Während der Vorteil eines Elektroautos bei klimaschädlichen Emissionen wie CO2 ganz deutlich gegeben ist, zeigt sich bei Feinstaub und Stickoxiden ein ganz anderes Bild.

Über den gesamten Lebensweg hinweg sind die Belastungen durch Feinstaub und Stickoxiden bei einem Elektroauto nicht unbedingt niedriger als bei einem Verbrenner. So sind Feinstaubwerte durch die arbeitsintensive Herstellung von Lithium-Ionen-Batterien sogar höher als für Benziner oder Diesel.

Zu differenzieren ist hier allerdings bei der Örtlichkeit, wo der Schadstoffausstoß schlussendlich stattfindet. Denn der Ausstoß von gesundheitsschädlichen Partikeln und Stoffen bei Elektroautos findet in der Regel beim Herstellungsprozess lokal und zeitlich isoliert statt und nicht über einen längeren Zeitraum hinweg in einer dicht-bevölkerten Innenstadt, wie es bei Verbrennern der Fall ist.

Auch beim Rohstoffaufwand für die Herstellung von Fahrzeugen zeichnet sich ein ähnliches Bild ab: Die Produktion von E-Autos ist rohstoffintensiver, allen voran die Produktion von Lithium-Ionen-Batterien.

Diese ist mit einem hohen Wasserverbrauch und ökologisch, sozial und ethisch problematischen Förderbedingungen bei Kupfer, Nickel und Kobalt verbunden. Hier ist allerdings davon auszugehen, dass neue Entwicklungen und Technologien in Zukunft die Effizienz und Umweltbilanz der Batterieproduktion deutlich verbessern werden.

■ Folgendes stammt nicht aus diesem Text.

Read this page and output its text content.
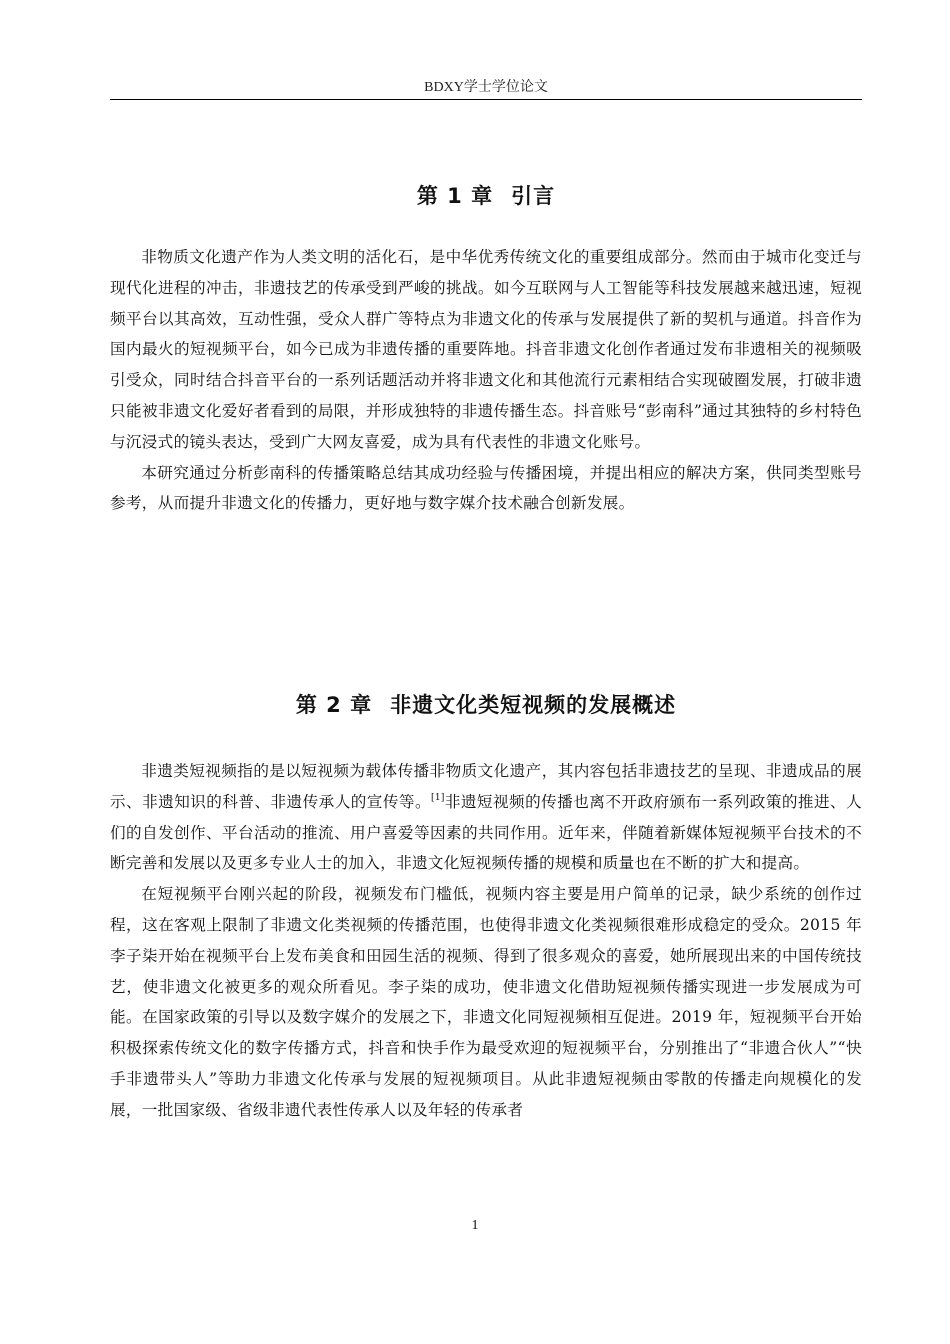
BDXY学士学位论文
第 1 章 引言

非物质文化遗产作为人类文明的活化石，是中华优秀传统文化的重要组成部分。然而由于城市化变迁与现代化进程的冲击，非遗技艺的传承受到严峻的挑战。如今互联网与人工智能等科技发展越来越迅速，短视频平台以其高效，互动性强，受众人群广等特点为非遗文化的传承与发展提供了新的契机与通道。抖音作为国内最火的短视频平台，如今已成为非遗传播的重要阵地。抖音非遗文化创作者通过发布非遗相关的视频吸引受众，同时结合抖音平台的一系列话题活动并将非遗文化和其他流行元素相结合实现破圈发展，打破非遗只能被非遗文化爱好者看到的局限，并形成独特的非遗传播生态。抖音账号“彭南科”通过其独特的乡村特色与沉浸式的镜头表达，受到广大网友喜爱，成为具有代表性的非遗文化账号。

本研究通过分析彭南科的传播策略总结其成功经验与传播困境，并提出相应的解决方案，供同类型账号参考，从而提升非遗文化的传播力，更好地与数字媒介技术融合创新发展。

第 2 章 非遗文化类短视频的发展概述

非遗类短视频指的是以短视频为载体传播非物质文化遗产，其内容包括非遗技艺的呈现、非遗成品的展示、非遗知识的科普、非遗传承人的宣传等。[1]非遗短视频的传播也离不开政府颁布一系列政策的推进、人们的自发创作、平台活动的推流、用户喜爱等因素的共同作用。近年来，伴随着新媒体短视频平台技术的不断完善和发展以及更多专业人士的加入，非遗文化短视频传播的规模和质量也在不断的扩大和提高。

在短视频平台刚兴起的阶段，视频发布门槛低，视频内容主要是用户简单的记录，缺少系统的创作过程，这在客观上限制了非遗文化类视频的传播范围，也使得非遗文化类视频很难形成稳定的受众。2015 年李子柒开始在视频平台上发布美食和田园生活的视频、得到了很多观众的喜爱，她所展现出来的中国传统技艺，使非遗文化被更多的观众所看见。李子柒的成功，使非遗文化借助短视频传播实现进一步发展成为可能。在国家政策的引导以及数字媒介的发展之下，非遗文化同短视频相互促进。2019 年，短视频平台开始积极探索传统文化的数字传播方式，抖音和快手作为最受欢迎的短视频平台，分别推出了“非遗合伙人”“快手非遗带头人”等助力非遗文化传承与发展的短视频项目。从此非遗短视频由零散的传播走向规模化的发展，一批国家级、省级非遗代表性传承人以及年轻的传承者

1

Forschung und Entwicklung arbeiten bereits unentwegt daran, Herstellungsprozesse und Methoden zum Recycling von Batterien zu verbessern. So hat Tesla im Impact Report von 2021 bekanntgegeben, dass mittlerweile 92 Prozent der Rohstoffe aus alten Batterien wiederverwertet werden können. 

Wie sieht nun die Umweltbilanz bei einem Elektroauto aus?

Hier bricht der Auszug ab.